What do you call a ‘genre’, and what do you call a ‘category’?

When I say category, I mean ‘the Amazon data structure which manifests itself on the Kindle Store as an entry in the list on the left-hand side of the website when you’re browsing books, and has a Top 100 etc., and on the back end has a ‘category ID’ (also called a ‘Browse Node ID in the API) that uniquely identifies it.

Categories have a hierarchical relationship, and in a few cases they converge – that is, a single category belongs to two different hierarchies (which is a pain, by the way, because there’s no list of those cases).

When I say genre, I mean ‘the subjective notion of genre as generally understood by authors and readers’. As authors we sometimes have headaches because some genres are clearly and comprehensively represented by categories (for instance, Western Romance), and others aren’t (for instance, small town romance). Furthermore, genres are subjective, non-exclusive, fuzzy-edged (e.g. women’s fiction vs. chick-lit) and rapidly changing (e.g. litRPG and reverse harem didn’t really exist 3-4 years ago, but now they’re important).

It’s often quite hard to define a genre by a string of words, though. Some genres like ‘litRPG’ or ‘mpreg’ are more straightforward, because they are pretty much guaranteed to have those words in them somewhere (‘gamelit’ notwithstanding).

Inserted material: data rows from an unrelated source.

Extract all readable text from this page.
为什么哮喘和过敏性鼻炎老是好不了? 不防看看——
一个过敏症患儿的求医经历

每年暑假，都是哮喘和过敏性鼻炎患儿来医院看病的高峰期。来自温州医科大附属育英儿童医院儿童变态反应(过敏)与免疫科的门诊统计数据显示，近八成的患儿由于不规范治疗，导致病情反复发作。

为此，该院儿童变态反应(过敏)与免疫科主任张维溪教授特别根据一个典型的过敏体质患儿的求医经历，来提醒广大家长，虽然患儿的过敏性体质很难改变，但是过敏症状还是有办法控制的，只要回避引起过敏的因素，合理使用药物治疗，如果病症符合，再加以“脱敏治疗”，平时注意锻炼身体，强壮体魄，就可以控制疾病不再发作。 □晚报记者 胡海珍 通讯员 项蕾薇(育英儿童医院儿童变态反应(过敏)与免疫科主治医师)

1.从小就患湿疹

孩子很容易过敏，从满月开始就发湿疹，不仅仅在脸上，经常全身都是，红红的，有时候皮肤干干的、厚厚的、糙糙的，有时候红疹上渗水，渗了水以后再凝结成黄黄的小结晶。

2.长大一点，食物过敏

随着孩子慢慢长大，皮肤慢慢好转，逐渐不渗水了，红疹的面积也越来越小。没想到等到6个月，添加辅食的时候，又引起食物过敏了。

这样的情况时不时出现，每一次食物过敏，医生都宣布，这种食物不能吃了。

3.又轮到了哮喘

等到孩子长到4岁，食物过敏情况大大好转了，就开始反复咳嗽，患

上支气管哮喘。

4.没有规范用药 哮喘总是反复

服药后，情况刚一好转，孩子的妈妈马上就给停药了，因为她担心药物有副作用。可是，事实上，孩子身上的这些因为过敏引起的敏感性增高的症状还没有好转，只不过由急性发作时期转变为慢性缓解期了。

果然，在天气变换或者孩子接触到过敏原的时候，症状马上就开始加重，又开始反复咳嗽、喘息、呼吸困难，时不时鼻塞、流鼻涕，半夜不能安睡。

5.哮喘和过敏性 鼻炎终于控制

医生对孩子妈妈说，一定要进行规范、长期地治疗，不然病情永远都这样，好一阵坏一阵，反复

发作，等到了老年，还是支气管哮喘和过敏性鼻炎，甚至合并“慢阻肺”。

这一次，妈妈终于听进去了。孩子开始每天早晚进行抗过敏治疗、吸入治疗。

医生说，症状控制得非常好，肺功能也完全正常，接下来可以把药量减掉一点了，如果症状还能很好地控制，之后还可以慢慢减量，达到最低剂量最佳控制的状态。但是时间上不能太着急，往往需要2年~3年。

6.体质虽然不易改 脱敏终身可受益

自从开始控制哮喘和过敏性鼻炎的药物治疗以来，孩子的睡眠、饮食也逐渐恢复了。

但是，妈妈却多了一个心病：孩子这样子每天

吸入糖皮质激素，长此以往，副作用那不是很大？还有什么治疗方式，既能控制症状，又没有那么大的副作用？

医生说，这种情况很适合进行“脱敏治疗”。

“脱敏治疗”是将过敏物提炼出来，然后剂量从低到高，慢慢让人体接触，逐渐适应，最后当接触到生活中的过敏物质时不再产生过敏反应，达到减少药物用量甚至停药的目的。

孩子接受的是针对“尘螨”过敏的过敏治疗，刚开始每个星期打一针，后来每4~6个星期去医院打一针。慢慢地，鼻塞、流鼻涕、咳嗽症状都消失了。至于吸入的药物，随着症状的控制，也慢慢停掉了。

But other genres (for instance, JAFF as I understand from my colleagues) don’t have a single word or set of words you can guarantee are in the title/blurb/keywords. The important thing here is that this isn’t computer knowledge; it’s market knowledge. We still need to read and research to understand the market; it’s just that with easy access to data we can do it much more efficiently, and be more confident that we haven’t missed anything.